In the Shark Tank, you can see hundreds of fish, including five types of sharks:
- Sand tiger
- Black tip
- Sand bar
Watch for stingrays, barracuda and sea turtles in this tank too!
Sharks: Super Predators
Powerful, streamlined bodies and the unique ability to detect electrical fields from living prey make sharks extraordinarily efficient hunters. Of the more than 350 known species of sharks, most prey on other fishes, invertebrates or marine mammals.
Sharks can find prey buried under sand! They have small pores on head and snout that sense minute electrical fields from other fishes, even when they’re buried in the sand.
Although it looks smooth, shark skin is rough, like sandpaper. Sharks don’t have scales like other fishes. Their skin is covered with thousands of tooth-like plates called denticles that protect them like armor.
Not all species of shark must move to survive. Bottom feeders like nurse sharks can rest on the sea floor for long periods of time, but species that hunt in the open ocean may need to swim constantly to keep water flowing through their gills.

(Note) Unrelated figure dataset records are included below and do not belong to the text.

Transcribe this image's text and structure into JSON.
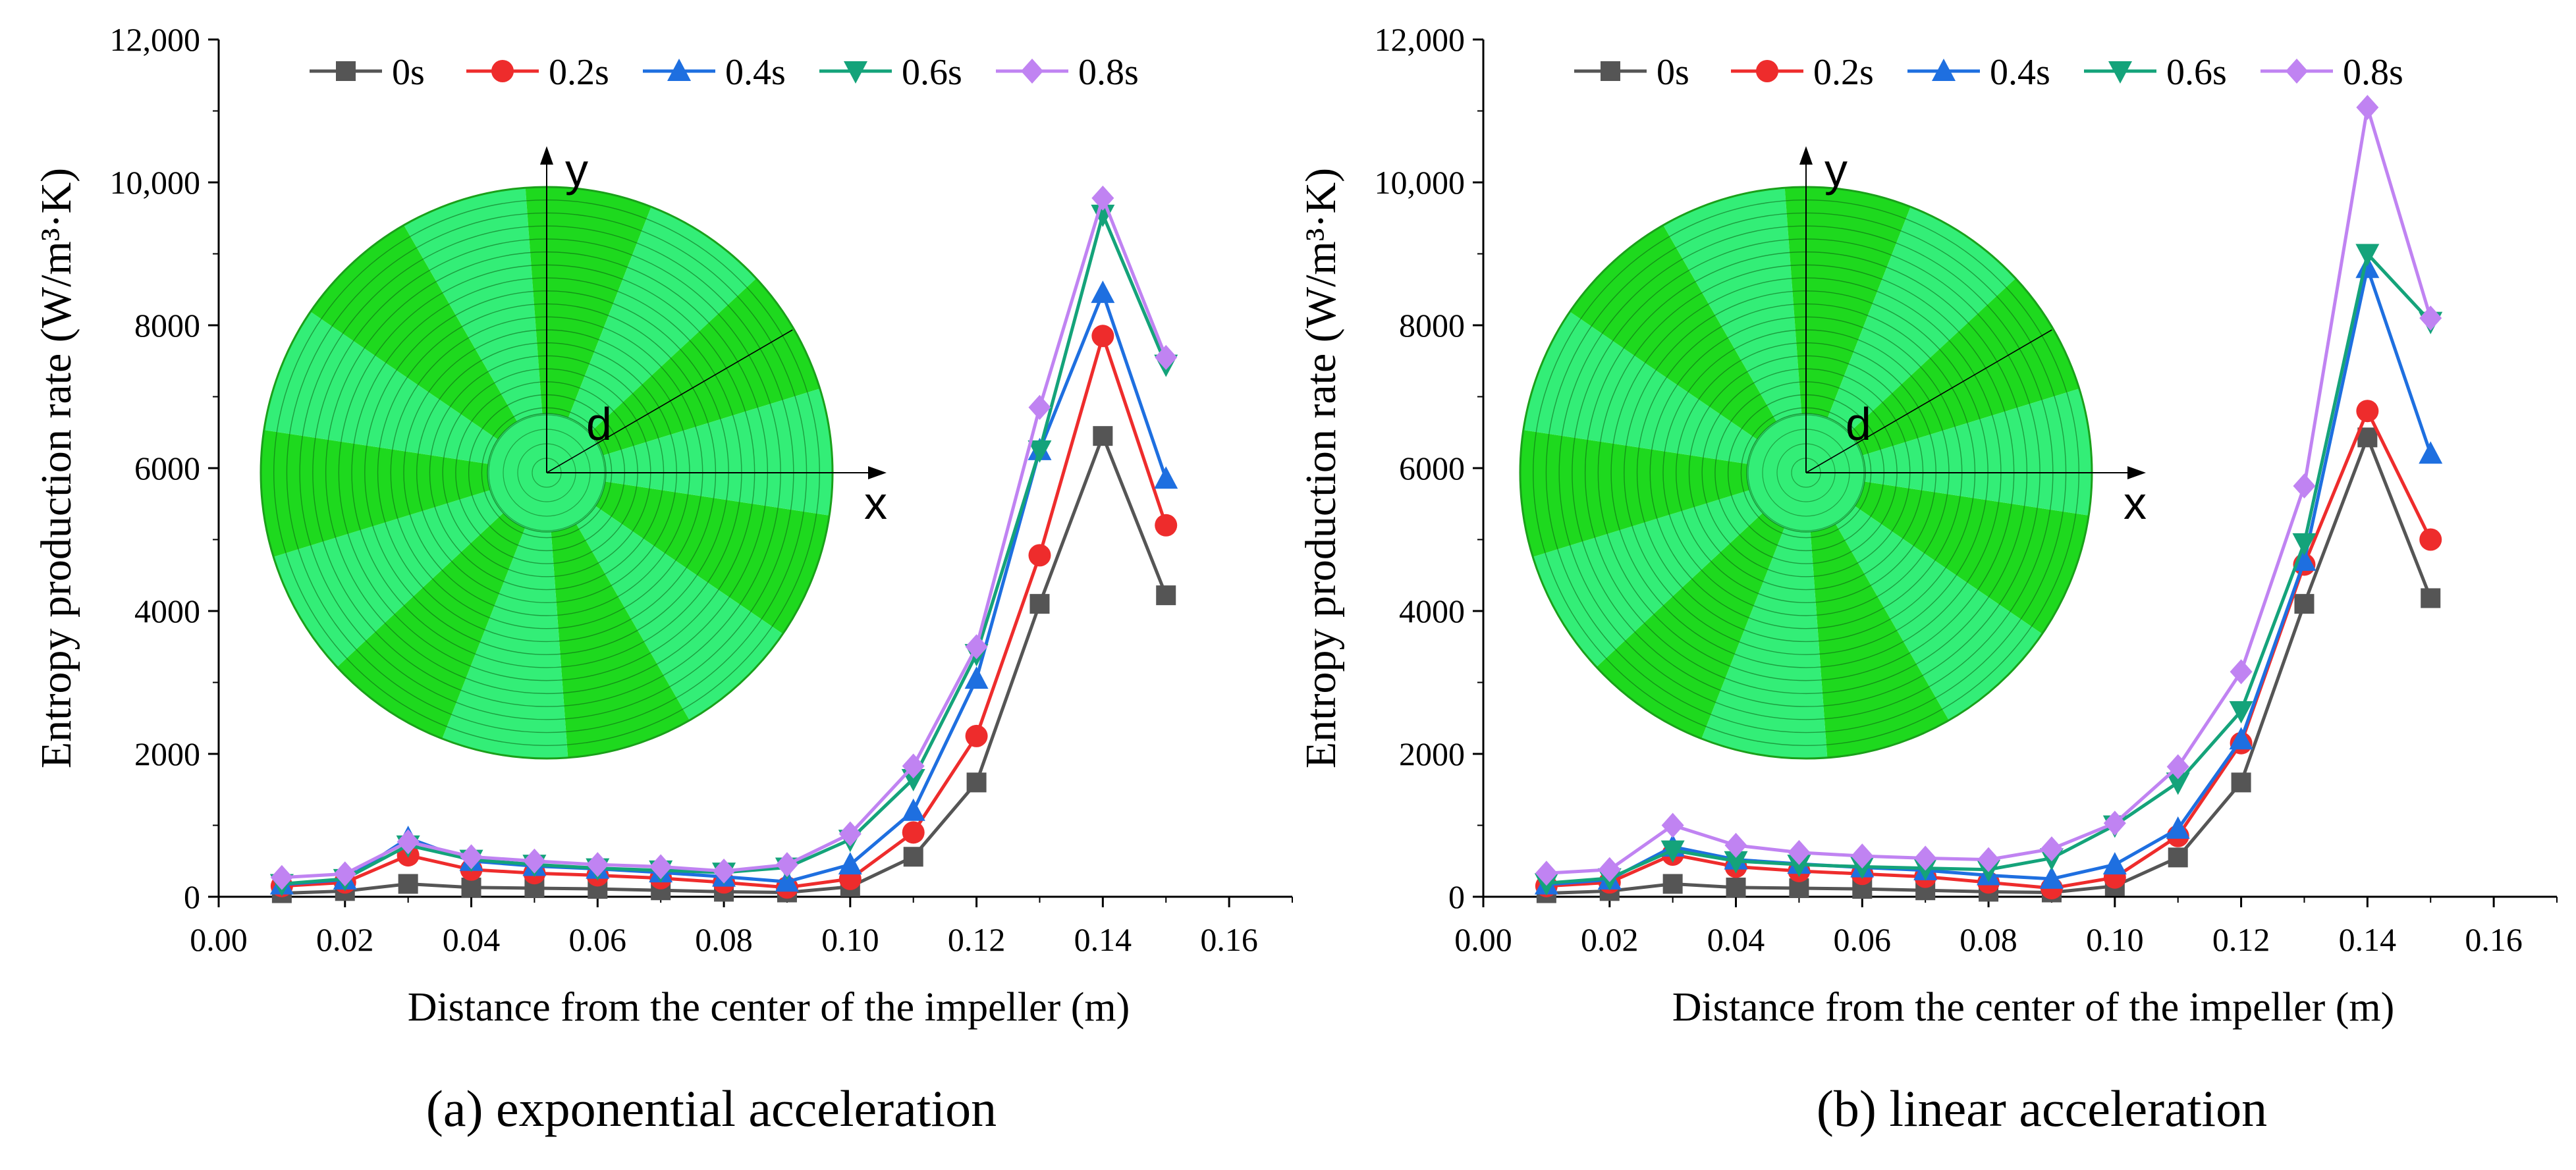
{
  "figure": {
    "legend_items": [
      "0s",
      "0.2s",
      "0.4s",
      "0.6s",
      "0.8s"
    ],
    "series_colors": [
      "#555555",
      "#ee2c2c",
      "#1e6fe0",
      "#14a37a",
      "#c083f2"
    ],
    "series_markers": [
      "square",
      "circle",
      "triangle-up",
      "triangle-down",
      "diamond"
    ],
    "inset_axis_labels": {
      "x": "x",
      "y": "y",
      "radius": "d"
    },
    "inset_colors": {
      "dark_green": "#1ed91e",
      "light_green": "#33ee77"
    }
  },
  "chart_data": [
    {
      "type": "line",
      "caption": "(a) exponential acceleration",
      "xlabel": "Distance from the center of the impeller (m)",
      "ylabel": "Entropy production rate (W/m³·K)",
      "xlim": [
        0.0,
        0.17
      ],
      "ylim": [
        0,
        12000
      ],
      "xticks": [
        "0.00",
        "0.02",
        "0.04",
        "0.06",
        "0.08",
        "0.10",
        "0.12",
        "0.14",
        "0.16"
      ],
      "yticks": [
        "0",
        "2000",
        "4000",
        "6000",
        "8000",
        "10,000",
        "12,000"
      ],
      "x": [
        0.01,
        0.02,
        0.03,
        0.04,
        0.05,
        0.06,
        0.07,
        0.08,
        0.09,
        0.1,
        0.11,
        0.12,
        0.13,
        0.14,
        0.15
      ],
      "series": [
        {
          "name": "0s",
          "values": [
            50,
            80,
            180,
            130,
            120,
            110,
            90,
            70,
            60,
            140,
            560,
            1600,
            4100,
            6450,
            4220
          ]
        },
        {
          "name": "0.2s",
          "values": [
            150,
            200,
            580,
            380,
            330,
            300,
            260,
            200,
            130,
            250,
            900,
            2250,
            4780,
            7850,
            5200
          ]
        },
        {
          "name": "0.4s",
          "values": [
            170,
            240,
            820,
            500,
            430,
            390,
            340,
            280,
            210,
            450,
            1200,
            3050,
            6250,
            8450,
            5850
          ]
        },
        {
          "name": "0.6s",
          "values": [
            180,
            250,
            720,
            520,
            450,
            400,
            370,
            340,
            410,
            800,
            1650,
            3400,
            6250,
            9550,
            7450
          ]
        },
        {
          "name": "0.8s",
          "values": [
            270,
            320,
            770,
            560,
            500,
            450,
            420,
            360,
            450,
            880,
            1830,
            3500,
            6850,
            9780,
            7550
          ]
        }
      ]
    },
    {
      "type": "line",
      "caption": "(b) linear acceleration",
      "xlabel": "Distance from the center of the impeller (m)",
      "ylabel": "Entropy production rate (W/m³·K)",
      "xlim": [
        0.0,
        0.17
      ],
      "ylim": [
        0,
        12000
      ],
      "xticks": [
        "0.00",
        "0.02",
        "0.04",
        "0.06",
        "0.08",
        "0.10",
        "0.12",
        "0.14",
        "0.16"
      ],
      "yticks": [
        "0",
        "2000",
        "4000",
        "6000",
        "8000",
        "10,000",
        "12,000"
      ],
      "x": [
        0.01,
        0.02,
        0.03,
        0.04,
        0.05,
        0.06,
        0.07,
        0.08,
        0.09,
        0.1,
        0.11,
        0.12,
        0.13,
        0.14,
        0.15
      ],
      "series": [
        {
          "name": "0s",
          "values": [
            50,
            80,
            180,
            130,
            120,
            110,
            90,
            70,
            60,
            150,
            550,
            1600,
            4100,
            6430,
            4180
          ]
        },
        {
          "name": "0.2s",
          "values": [
            150,
            200,
            590,
            420,
            360,
            320,
            280,
            200,
            120,
            270,
            850,
            2150,
            4650,
            6800,
            5000
          ]
        },
        {
          "name": "0.4s",
          "values": [
            170,
            240,
            700,
            520,
            460,
            410,
            370,
            300,
            250,
            450,
            950,
            2200,
            4700,
            8800,
            6200
          ]
        },
        {
          "name": "0.6s",
          "values": [
            190,
            260,
            650,
            500,
            450,
            420,
            400,
            380,
            540,
            1000,
            1600,
            2600,
            4950,
            9000,
            8050
          ]
        },
        {
          "name": "0.8s",
          "values": [
            330,
            380,
            1000,
            720,
            620,
            570,
            540,
            520,
            670,
            1030,
            1820,
            3150,
            5750,
            11050,
            8100
          ]
        }
      ]
    }
  ]
}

Sharks come in all sizes, from dwarf sharks at only 6 inches to whale sharks that are 50 feet long and weigh more than 20 tons — or 40,000 pounds.
Will Sharks Survive?
For 400 million years, sharks have cruised Earth’s oceans, their dominance uncontested. Now many shark populations, including great whites, are in trouble. Overfishing, trophy hunting, slow maturation and naturally low rates of reproduction have reduced their numbers alarmingly during the past century.
Shark fishermen still land thousands each year, but the catch is dwindling rapidly. The soupfin shark fishery provides an example of why some species are disappearing. When sharks are caught, their fins are sliced off and their bodies dumped back into the ocean as waste. Unable to swim, they're either eaten, drown or die of starvation.